Mas isso é apenas o começo. A revolução sudanesa deve continuar. É um desenvolvimento progressivo, com a promessa de dar ao povo o controle de sua riqueza nacional.

Os ativistas sudaneses pedem o caminho do desenvolvimento econômico pacífico e a construção de um setor público forte e que sirva ao povo. Mas esse caminho tem inimigos em todos os lugares – empresas multinacionais e aquelas que têm interesses no mundo corporativo e financeiro.

Como a “comunidade internacional” pode ajudar? A ONU está desempenhando um bom papel, mas não é eficaz. Não foi capaz de reunir as pessoas para uma paz abrangente.

O acordo-quadro negociado pela ONU e assinado em dezembro de 2022 entre forças políticas civis e militares serviu apenas aos interesses de Hemeti e dos pequenos exércitos de “libertação”. Ele excluiu muitas pessoas e forças e não incluiu as principais demandas da revolução. É por isso que a junta militar não pôde estabelecer nenhum governo.

A ONU precisa entender o mapa político do Sudão para incluir todos; deve priorizar uma agenda que importe ao povo sudanês e construir um acordo abrangente entre todas as pessoas que contribuíram para esta revolução.

O Partido Comunista Sudanês deve fazer parte dele, incluindo as outras forças que apóiam a posição do partido e pedem mudanças radicais. A revolução foi construída sobre slogans sólidos e demandas que foram desenvolvidas por ativistas sudaneses, membros do Partido Comunista e outros grupos progressistas.

Os defensores internacionais da paz devem instar seus governos a se alinharem com as demandas do povo sudanês: um governo civil abrangente que possa preservar os direitos do povo e construir um exército nacional que proteja o estado e os cidadãos. As potências estrangeiras devem parar de apoiar os militares, o exército do país ou quaisquer outras forças de milícia.

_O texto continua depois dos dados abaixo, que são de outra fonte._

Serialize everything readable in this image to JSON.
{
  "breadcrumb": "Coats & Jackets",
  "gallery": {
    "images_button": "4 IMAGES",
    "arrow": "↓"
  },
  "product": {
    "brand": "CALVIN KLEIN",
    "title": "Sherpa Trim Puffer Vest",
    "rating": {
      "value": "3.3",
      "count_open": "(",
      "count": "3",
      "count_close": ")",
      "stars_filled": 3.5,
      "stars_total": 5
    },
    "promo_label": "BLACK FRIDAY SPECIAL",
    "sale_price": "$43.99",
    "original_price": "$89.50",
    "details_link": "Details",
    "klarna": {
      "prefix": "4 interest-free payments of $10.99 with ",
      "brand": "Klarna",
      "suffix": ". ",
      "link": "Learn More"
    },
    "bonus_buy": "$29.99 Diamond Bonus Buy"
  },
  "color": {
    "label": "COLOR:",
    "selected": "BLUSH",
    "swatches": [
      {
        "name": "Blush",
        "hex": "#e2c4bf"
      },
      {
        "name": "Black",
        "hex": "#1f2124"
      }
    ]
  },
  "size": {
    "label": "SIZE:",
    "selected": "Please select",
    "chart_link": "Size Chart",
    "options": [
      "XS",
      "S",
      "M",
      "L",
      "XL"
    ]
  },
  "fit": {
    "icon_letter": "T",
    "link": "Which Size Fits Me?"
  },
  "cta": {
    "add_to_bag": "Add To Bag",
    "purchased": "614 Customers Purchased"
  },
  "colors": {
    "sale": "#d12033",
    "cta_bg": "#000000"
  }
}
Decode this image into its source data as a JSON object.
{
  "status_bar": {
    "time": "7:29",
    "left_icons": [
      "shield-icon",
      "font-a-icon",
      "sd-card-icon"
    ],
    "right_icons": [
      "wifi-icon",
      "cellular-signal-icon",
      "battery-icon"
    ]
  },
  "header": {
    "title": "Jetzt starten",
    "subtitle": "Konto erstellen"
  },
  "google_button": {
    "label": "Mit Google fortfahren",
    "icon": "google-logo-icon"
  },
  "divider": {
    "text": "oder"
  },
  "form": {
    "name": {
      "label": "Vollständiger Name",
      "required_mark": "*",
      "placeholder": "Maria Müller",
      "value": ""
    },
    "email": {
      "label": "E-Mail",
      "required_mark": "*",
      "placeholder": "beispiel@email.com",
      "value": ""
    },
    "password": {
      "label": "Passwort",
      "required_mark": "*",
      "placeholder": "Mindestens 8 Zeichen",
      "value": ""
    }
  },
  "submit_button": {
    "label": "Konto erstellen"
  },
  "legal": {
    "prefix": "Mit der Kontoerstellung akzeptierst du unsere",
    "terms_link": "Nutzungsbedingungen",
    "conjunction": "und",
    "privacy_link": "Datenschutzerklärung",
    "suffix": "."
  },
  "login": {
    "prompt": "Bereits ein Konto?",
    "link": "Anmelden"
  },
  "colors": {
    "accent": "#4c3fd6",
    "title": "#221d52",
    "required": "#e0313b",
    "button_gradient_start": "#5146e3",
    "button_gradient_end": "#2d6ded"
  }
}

Esta guerra acabará eventualmente e, uma vez que isso aconteça, também deve ser o fim das duas potências militares que estão destruindo o Sudão.

O povo sudanês não se conforma com outro ditador, e já está farto de alianças estrangeiras que distorcem o país para servir aos seus interesses e atropelar os direitos do povo.

Estrela da Manhã

Esperamos que você tenha apreciado este artigo. Antes de ir, por favor, apoie o grande jornalismo da classe trabalhadora e pró-pessoas doando para o People’s World.

Não somos neutros. Nossa missão é ser a voz da verdade, da democracia, do meio ambiente e do socialismo. Acreditamos nas pessoas antes dos lucros. Então, tomamos partido. Seu!

Somos parte da mídia pró-democracia que contesta o vasto ecossistema de propaganda da mídia de direita, fazendo lavagem cerebral em dezenas de milhões e colocando a democracia em risco.

Nosso jornalismo é livre de influência corporativa e paywalls porque somos totalmente apoiados pelo leitor. No People’s World, acreditamos que notícias e informações devem ser gratuitas e acessíveis a todos.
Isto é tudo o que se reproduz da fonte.